To evaluate the extent to which magnetic resonance spectroscopy (MRS) lipid metabolites are accurate in predicting high-grade cervical cancer.
This prospective single-centre pilot study included 20 cases with pathologically proven cervical cancer. They underwent pelvic magnetic resonance imaging (MRI) with MRS. Two radiologists, blinded to the histopathological results, with 10 years of experience in gynaecological imaging, independently analysed the MRI images and MRS curves, and a third one resolved any disagreement. Using the histopathological results as a standard test, the receiver operating characteristics (ROC) curve was utilised to calculate the optimal lipid peak (1.3 ppm) cutoff for predicting high-grade cervical cancer. The difference in MRS metabolites between low- and high-grade cervical cancer groups was estimated using the Mann-Whitney test.
The study included 11 high-grade and nine low-grade cervical cancer cases based on the histopathological evaluation. A lipid (1.3 ppm) peak of 29.9 was the optimal cutoff for predicting high-grade cervical cancer with 100% sensitivity, 77.8%, specificity, and 90% accuracy. Moreover, there was a significant difference between low- and high-grade cervical cancer cases concerning lipid peak at 0.9 ppm, lipid peak at 1.3 ppm, and the peak of choline with (-value 0.025, 0.001, and 0.023), respectively.
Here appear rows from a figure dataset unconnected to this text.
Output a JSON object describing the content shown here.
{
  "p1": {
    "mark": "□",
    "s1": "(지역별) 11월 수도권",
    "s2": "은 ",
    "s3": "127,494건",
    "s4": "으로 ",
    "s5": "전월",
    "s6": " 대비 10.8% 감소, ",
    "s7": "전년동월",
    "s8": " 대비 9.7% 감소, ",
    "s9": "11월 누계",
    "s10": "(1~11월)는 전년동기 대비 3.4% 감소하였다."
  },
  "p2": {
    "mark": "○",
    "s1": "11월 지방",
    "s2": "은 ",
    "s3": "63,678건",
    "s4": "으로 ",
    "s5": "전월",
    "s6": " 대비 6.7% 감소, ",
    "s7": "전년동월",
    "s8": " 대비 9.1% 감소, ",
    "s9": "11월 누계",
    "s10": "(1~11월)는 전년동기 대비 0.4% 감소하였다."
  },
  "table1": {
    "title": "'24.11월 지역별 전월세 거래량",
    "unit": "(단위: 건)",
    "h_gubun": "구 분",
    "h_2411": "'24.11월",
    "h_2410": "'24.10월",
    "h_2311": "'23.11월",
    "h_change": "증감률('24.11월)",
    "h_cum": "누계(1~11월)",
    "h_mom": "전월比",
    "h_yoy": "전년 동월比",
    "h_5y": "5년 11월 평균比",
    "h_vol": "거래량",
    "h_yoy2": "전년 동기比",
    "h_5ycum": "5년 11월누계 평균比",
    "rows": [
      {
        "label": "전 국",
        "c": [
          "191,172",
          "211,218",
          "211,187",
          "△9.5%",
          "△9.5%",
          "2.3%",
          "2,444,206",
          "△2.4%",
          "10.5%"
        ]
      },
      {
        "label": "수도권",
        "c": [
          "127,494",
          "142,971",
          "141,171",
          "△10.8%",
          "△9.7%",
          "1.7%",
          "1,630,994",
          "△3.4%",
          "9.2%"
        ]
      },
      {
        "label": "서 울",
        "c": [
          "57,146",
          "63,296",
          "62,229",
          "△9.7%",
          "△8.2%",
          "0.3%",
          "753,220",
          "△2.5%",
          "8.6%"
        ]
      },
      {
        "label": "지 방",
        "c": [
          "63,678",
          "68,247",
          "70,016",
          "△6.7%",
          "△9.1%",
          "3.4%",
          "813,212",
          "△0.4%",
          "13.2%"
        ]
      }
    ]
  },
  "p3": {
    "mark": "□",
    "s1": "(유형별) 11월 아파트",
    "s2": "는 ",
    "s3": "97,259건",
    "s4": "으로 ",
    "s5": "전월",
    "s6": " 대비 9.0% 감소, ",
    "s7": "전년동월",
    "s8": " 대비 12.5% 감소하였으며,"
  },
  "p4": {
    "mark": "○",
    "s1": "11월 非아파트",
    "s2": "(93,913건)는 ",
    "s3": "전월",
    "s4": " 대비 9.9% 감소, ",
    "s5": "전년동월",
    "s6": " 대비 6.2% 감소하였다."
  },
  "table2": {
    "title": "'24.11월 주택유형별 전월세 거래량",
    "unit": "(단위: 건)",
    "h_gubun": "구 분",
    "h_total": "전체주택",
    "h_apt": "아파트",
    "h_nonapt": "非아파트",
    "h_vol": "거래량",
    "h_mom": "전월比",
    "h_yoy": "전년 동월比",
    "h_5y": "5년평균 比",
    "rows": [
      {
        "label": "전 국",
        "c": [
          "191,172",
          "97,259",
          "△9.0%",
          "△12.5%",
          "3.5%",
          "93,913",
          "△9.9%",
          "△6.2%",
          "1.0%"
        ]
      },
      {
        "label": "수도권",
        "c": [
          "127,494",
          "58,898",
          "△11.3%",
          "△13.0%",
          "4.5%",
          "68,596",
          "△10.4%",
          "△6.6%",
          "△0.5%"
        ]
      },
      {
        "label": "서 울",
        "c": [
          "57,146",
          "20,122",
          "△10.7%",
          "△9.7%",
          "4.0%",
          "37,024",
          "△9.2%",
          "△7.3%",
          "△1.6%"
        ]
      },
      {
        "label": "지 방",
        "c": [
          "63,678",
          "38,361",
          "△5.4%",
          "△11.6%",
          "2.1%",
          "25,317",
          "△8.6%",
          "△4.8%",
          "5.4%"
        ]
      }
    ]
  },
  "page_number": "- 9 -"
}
MRS might be considered a useful imaging technique for assessing the grade of cervical cancer and improving the planning of treatment. It shows a good diagnostic accuracy. Therefore, it can be adopted in clinical practice for better patient outcome.
评估磁共振波谱(MRS)脂质代谢物在预测高级别宫颈癌方面的准确程度。
这项前瞻性单中心试点研究纳入了20例经病理证实的宫颈癌病例。他们接受了盆腔磁共振成像(MRI)及MRS检查。两名对组织病理学结果不知情、具有10年妇科影像诊断经验的放射科医生独立分析MRI图像和MRS曲线,第三名医生解决任何分歧。以组织病理学结果作为标准测试,利用受试者操作特征(ROC)曲线计算预测高级别宫颈癌的最佳脂质峰(1.3 ppm)临界值。采用Mann-Whitney检验评估低级别和高级别宫颈癌组之间MRS代谢物的差异。
根据组织病理学评估,该研究纳入了11例高级别宫颈癌病例和9例低级别宫颈癌病例。脂质(1.3 ppm)峰为29.9是预测高级别宫颈癌的最佳临界值,灵敏度为100%,特异性为77.8%,准确性为90%。此外,低级别和高级别宫颈癌病例在0.9 ppm脂质峰、1.3 ppm脂质峰以及胆碱峰方面存在显著差异(P值分别为0.025、0.001和0.023)。
MRS可被视为评估宫颈癌分级和改善治疗方案规划的一种有用的成像技术。它显示出良好的诊断准确性。因此,可在临床实践中采用以获得更好的患者预后。